Steve squints, earnest. “I honestly wouldn’t have noticed.”

She shoots him a look. “That’s because you are a menace with good intentions.”

She reaches for the bottle of polish sitting out from that morning, then pauses, clearly reconsidering whether the effort is worth it. Steve sees the calculation, fatigue versus control, and something soft and impulsive tugs at his chest.

“I can do it,” he says before thinking better of it.

Peggy freezes. Slowly, she turns toward him. “You can… do what, exactly?”

“Paint your nail,” he says, nodding to her hand, already aware this might be the stupidest thing he’s said all week. “I mean. If you want. I’ve got steady hands.”

One eyebrow lifts. “You’re serious.”

“Well,” he says, rubbing the back of his neck, “I paint murals. And posters. And, uh. Tanks. Sometimes people. So.”
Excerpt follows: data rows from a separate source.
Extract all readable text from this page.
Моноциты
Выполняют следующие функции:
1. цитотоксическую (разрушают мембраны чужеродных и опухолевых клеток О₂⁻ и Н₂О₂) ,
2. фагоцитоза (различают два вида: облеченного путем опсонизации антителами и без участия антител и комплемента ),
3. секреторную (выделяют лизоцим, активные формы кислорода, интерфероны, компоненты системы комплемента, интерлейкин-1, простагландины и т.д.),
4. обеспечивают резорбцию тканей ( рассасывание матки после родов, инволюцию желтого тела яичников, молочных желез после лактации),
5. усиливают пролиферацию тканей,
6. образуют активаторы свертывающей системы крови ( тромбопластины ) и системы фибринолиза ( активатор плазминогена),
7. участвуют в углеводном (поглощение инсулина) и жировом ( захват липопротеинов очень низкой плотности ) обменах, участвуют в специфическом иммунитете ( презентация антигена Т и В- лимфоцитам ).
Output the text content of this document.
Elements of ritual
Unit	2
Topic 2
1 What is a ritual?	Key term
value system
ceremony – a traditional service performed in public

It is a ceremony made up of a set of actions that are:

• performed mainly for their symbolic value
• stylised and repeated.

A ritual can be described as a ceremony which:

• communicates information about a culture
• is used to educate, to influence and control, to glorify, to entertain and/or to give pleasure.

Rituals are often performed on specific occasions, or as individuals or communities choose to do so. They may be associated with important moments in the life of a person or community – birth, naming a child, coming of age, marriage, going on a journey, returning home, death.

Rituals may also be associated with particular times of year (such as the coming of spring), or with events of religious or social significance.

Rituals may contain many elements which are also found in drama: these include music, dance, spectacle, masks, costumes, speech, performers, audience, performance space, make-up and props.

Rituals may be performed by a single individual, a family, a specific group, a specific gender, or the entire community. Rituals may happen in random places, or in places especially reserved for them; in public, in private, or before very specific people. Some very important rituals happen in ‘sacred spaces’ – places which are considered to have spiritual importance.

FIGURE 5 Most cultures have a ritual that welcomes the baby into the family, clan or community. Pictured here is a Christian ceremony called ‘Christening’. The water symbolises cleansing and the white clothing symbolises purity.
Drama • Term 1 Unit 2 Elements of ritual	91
She studies him, eyes sharp, amused, curious in a way that always makes him feel like she’s seeing ten steps ahead. Then her mouth curves, slow and dangerous.

“Alright then, Captain,” she says, handing him the bottle. “Let’s see what you can do.”

Steve approaches the table like it’s ordnance. He lays the newspaper down carefully, lines the bottle up, twists the cap with exaggerated precision. Peggy watches all of this with quiet delight, resting her chin in her hand as she offers him her fingers. He takes them gently, reverently, like he’s holding something breakable.

“You do realize,” she says lightly, “that if you mess this up, I will never let you hear the end of it.”

He swallows. “No pressure.”

He paints slowlym methodically, each stroke deliberate. His brow furrows, tongue caught between his teeth in concentration. Peggy goes quiet, allowing the moment to settle around them. Outside, Los Angeles hums faintly through open windows, but inside it’s just the brush of polish against nail, the soft hitch of Steve’s breath, the warmth of his hands enclosing hers.

“You’re very serious when you focus,” she says softly.

He smiles without looking up. “Kinda have to be. World ends a lot.”

Her thumb brushes his wrist, absent but affectionate. “Still,” she murmurs. “It’s rather endearing.”

He finishes one nail, then the next, adjusting when she shifts, steady as stone. When he finally leans back, he examines his work with the intensity of a man appraising a finished mural.

“Okay,” he says. “Moment of truth.” 

Peggy turns her head in the light. The polish is smooth. Even. Impeccable.

“Well,” she says, genuinely impressed, “this is deeply unfair. Is there anything you’re not quietly excellent at?”

He laughs, bashful. “Plenty.”

She leans forward carefully, presses a kiss to his cheek, lingering just long enough to mean something in a world where they have to mean nothing at all. Her voice lowers, intimate.

“You know,” she says, “if anyone at the SSR saw this, it would ruin your reputation entirely.”

Steve shrugs. “Worth it.”

She squeezes his hand, red nails perfect again, and for a moment, her work is far away, Howard is irrelevant, and secrecy feels almost manageable. Just two people at a kitchen table, stealing something soft in a world that demands steel.

And Steve thinks, not for the first time, that there are worse ways to save the world than this.